Our digital landscape continues to develop at a rapid pace. The last couple of decades have seen some enormous leaps. This applies to both how advanced technology has become and to how we have adopted it into our lives. Artificial intelligence (AI) has become particularly prevalent in various areas. It’s present in your smartphone, it aids traffic management, and it helps make business activities more efficient.
Yet, this isn’t to say all the ways in which AI is used are positive. Whenever automated technology is utilized it’s important to consider what the ethical implications might be. With some awareness and vigilance of the risks, we can identify where and how to draw hard lines and implement protective protocols. This allows us to both enjoy the benefits of AI while mitigating the problematic elements.
We’re going to take a look at a handful of the ethical considerations about interacting with AI.
Without data, there is nothing for AI software to analyze and learn from. This relationship is advantageous in various areas. For instance, companies can utilize consumer data to create digital user personas and this helps them make better-informed business decisions. We find this present in various areas of enterprise. Indeed, machine learning and AI can be used to effectively analyze data and detect the patterns needed to create such personas. This approach can be positive for everyone involved. But we also need to draw an ethical line where the outcome of such analyses may be skewed by data manipulation.
When organizations rely on data to shift decisions, they are putting a lot of trust in the developers programming the systems and those choosing the data to be analyzed. A bad actor using AI software can create a report that even experts in the subject might find convincing. This means businesses may be open to manipulation affecting their individual company, the local economy, and even the stock market. Medical diagnostic software could potentially be used to favor a specific brand’s medication.
As with so many such issues, the technology itself isn’t the problem. It’s the people using and abusing it. As such, there need to be strict ethical checks and balances in place with any organization using data analysis to influence the direction of their operations.
As technology has become more integrated into every aspect of our lives, the need for tighter cybersecurity controls is clearer. But as a society, we’re not great at this. Even businesses and government organizations have problems remaining up-to-date and implementing effective measures. One of the concerns with artificial intelligence is the significant potential for it to be used by unethical actors to breach security.

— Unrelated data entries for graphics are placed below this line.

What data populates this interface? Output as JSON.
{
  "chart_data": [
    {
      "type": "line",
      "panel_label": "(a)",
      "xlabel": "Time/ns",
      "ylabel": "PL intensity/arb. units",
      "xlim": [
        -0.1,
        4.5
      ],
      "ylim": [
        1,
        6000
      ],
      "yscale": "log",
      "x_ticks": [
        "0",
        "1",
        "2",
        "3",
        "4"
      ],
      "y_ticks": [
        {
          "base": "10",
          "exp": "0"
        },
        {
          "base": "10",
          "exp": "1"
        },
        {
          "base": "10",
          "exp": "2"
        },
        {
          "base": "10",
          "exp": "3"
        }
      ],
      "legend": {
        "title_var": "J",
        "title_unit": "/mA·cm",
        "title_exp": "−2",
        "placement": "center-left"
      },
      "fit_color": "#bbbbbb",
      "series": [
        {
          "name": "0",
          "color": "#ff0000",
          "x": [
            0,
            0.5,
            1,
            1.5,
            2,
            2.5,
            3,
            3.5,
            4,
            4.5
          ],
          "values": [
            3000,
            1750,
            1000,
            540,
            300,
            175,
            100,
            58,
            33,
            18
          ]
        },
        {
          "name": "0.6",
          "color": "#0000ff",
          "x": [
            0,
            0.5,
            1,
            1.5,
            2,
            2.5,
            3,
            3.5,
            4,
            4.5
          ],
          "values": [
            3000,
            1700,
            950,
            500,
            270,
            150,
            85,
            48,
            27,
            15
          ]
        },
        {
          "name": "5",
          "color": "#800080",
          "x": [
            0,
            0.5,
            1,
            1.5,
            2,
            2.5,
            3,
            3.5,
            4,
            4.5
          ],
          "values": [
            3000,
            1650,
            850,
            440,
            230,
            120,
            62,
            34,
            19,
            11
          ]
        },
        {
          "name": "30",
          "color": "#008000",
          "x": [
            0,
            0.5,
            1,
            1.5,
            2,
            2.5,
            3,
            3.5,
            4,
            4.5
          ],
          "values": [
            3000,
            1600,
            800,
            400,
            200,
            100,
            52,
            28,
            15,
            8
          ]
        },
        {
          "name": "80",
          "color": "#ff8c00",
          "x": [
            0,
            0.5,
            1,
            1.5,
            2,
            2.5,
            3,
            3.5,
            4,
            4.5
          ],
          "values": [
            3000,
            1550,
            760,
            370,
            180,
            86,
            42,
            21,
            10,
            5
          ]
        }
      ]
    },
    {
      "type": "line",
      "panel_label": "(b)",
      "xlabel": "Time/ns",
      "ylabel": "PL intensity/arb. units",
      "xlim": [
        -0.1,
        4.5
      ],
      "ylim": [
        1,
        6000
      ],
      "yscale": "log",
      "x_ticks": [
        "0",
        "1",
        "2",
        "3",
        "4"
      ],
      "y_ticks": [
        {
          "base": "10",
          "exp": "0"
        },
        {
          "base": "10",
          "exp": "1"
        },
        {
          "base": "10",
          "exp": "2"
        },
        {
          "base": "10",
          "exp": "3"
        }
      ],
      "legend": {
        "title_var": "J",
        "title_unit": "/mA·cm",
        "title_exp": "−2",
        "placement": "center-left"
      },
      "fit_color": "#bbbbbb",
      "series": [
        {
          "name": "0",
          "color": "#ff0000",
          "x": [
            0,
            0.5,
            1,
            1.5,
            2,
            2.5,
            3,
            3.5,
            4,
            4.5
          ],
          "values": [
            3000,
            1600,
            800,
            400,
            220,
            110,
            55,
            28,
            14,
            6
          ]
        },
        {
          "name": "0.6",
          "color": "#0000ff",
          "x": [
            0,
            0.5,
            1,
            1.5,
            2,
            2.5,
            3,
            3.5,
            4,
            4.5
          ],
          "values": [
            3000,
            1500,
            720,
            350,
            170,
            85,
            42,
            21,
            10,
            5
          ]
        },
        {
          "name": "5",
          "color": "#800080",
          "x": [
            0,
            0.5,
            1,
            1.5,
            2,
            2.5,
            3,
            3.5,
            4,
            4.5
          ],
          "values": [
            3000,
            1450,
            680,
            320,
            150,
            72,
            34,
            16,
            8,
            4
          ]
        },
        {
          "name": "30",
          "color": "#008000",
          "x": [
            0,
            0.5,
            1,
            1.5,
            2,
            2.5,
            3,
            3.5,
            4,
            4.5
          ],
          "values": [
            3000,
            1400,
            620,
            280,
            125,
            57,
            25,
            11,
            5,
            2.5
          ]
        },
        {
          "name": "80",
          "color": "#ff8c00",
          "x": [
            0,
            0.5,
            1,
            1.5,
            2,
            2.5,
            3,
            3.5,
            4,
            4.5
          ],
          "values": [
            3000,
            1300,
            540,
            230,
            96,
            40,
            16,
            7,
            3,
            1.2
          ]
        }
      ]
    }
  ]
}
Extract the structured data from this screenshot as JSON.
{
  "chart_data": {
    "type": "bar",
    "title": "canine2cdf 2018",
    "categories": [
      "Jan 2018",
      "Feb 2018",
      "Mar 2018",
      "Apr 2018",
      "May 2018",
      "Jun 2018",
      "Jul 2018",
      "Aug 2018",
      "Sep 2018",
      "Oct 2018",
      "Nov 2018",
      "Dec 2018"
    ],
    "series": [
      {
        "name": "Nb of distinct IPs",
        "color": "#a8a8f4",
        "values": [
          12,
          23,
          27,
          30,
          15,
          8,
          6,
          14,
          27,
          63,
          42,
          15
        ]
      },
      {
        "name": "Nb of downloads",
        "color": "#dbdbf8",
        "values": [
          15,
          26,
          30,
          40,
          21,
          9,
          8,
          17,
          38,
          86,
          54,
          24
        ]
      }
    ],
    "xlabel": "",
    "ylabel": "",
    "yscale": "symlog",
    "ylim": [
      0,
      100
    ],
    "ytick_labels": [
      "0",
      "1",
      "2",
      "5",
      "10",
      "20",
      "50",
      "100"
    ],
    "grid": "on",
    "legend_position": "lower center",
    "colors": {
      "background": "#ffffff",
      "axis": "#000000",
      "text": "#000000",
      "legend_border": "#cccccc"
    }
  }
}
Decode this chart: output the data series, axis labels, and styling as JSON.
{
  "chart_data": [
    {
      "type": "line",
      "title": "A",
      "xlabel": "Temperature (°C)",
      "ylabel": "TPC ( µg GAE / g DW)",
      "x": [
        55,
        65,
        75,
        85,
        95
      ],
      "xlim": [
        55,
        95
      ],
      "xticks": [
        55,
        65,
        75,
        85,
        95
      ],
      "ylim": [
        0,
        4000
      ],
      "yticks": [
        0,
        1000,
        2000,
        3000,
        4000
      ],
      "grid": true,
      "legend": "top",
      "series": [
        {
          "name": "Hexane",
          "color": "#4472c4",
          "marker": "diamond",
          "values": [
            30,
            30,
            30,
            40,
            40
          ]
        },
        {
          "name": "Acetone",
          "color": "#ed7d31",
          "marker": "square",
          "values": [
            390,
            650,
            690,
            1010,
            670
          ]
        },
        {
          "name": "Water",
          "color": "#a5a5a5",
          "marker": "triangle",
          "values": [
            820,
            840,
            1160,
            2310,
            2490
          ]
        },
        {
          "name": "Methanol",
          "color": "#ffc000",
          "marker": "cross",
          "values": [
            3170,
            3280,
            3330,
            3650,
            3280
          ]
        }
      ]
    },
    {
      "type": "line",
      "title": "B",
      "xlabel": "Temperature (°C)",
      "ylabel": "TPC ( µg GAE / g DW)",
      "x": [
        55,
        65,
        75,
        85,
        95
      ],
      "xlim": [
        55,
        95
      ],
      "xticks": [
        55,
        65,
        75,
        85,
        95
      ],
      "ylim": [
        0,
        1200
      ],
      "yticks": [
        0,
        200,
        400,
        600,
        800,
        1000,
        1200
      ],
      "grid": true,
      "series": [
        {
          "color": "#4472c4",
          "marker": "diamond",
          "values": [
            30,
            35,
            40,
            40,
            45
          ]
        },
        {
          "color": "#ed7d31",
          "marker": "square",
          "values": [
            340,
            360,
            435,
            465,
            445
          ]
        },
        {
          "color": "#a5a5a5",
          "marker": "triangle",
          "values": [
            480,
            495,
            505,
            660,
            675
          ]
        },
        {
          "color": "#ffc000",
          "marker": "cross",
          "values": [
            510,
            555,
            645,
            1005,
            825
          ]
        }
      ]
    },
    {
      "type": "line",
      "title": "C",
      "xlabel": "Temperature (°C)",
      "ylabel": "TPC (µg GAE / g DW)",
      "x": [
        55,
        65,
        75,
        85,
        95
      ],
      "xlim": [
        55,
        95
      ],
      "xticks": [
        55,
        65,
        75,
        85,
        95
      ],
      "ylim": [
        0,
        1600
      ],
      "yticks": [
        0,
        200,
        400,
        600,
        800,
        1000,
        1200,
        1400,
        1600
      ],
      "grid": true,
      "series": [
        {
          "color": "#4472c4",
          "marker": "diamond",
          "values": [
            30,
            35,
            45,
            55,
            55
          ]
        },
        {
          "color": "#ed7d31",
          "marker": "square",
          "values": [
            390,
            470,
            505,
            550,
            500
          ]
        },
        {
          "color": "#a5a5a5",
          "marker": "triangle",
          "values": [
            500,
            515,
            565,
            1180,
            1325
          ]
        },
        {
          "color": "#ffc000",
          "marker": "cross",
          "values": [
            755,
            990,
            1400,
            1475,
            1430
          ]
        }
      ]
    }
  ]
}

Part of the issue here is that AI is, by its very nature, intended to be a faster analyst and learner than its human counterparts. This can make it an agile tool for assessing a target network for points of vulnerability and exploiting them. A recent report stated that AI-supported password guessing systems are already more efficient than traditional techniques. There is also an internal risk from less-honest AI developers who build elements into the software to collect and share sensitive data.
This means those handling data using any digital tools have an ethical responsibility to maintain an awareness of how AI can interact with sensitive information. Indeed, with remote operations becoming more prevalent, it is vital to maintain strict cybersecurity protocols to mitigate the risks. Staff at all levels should be educated about the forms both AI-driven and traditional attacks take. Malware, phishing, and distributed denial of service (DDoS) attacks can be supported by either. Organizations must review their security practices and AI software frequently to identify weaknesses.
One of the most striking ethical risks in relation to AI at the moment is the potential for bias. These software platforms may have some element of autonomy, but they are only as fair and accurate as the data being fed to them. As such, it can be purposefully or inadvertently influenced by the personal biases of developers, organizations, and even the segment of the population engaging with it.
In essence, this means the algorithms generated have the potential to be racist, sexist, and otherwise prejudiced. Certainly, this has the potential to skew results when businesses are seeking to learn about their target demographics or governments seeking to establish areas of need for resources. But even our most basic online interactions can be problematic. Some search engines are starting to use self-learning AI platforms to impact rankings. Bias in this area can result in portions of the population having reduced presence and engagement.
However, an area we’re really seeing issues is in political and social content promotion. Social media companies’ desire for growth almost at any cost has resulted in a bias toward right-wing and inflammatory content seeing greater presence in news feeds and recommendations. YouTube’s AI algorithm in particular has been the subject of significant backlash for its unethical algorithmic approach in this regard.
On the surface, the solution can seem like a simple matter of encouraging companies to choose solid ethics over the profits gained from higher engagement numbers — but this has proven challenging. One recent report found that testing algorithms for fairness is not a requirement at Facebook, where hate speech and other similar content continues to feature heavily. This is a clear ethical issue we need to stand against, but the work isn’t being done quickly enough to adjust AI behavior and remove social media bots feeding negative posts into the algorithm.
As artificial intelligence becomes a more familiar presence, we need to be aware of the ethical consequences. Organizations must implement checks and balances to prevent data manipulation. Companies need to adopt strong cybersecurity protocols to mitigate breaches. Importantly, the public and media platforms have to take a hard line against algorithmic bias. It is not the technology itself that is problematic. Rather, we have a responsibility as users and developers to make sure it’s utilized ethically.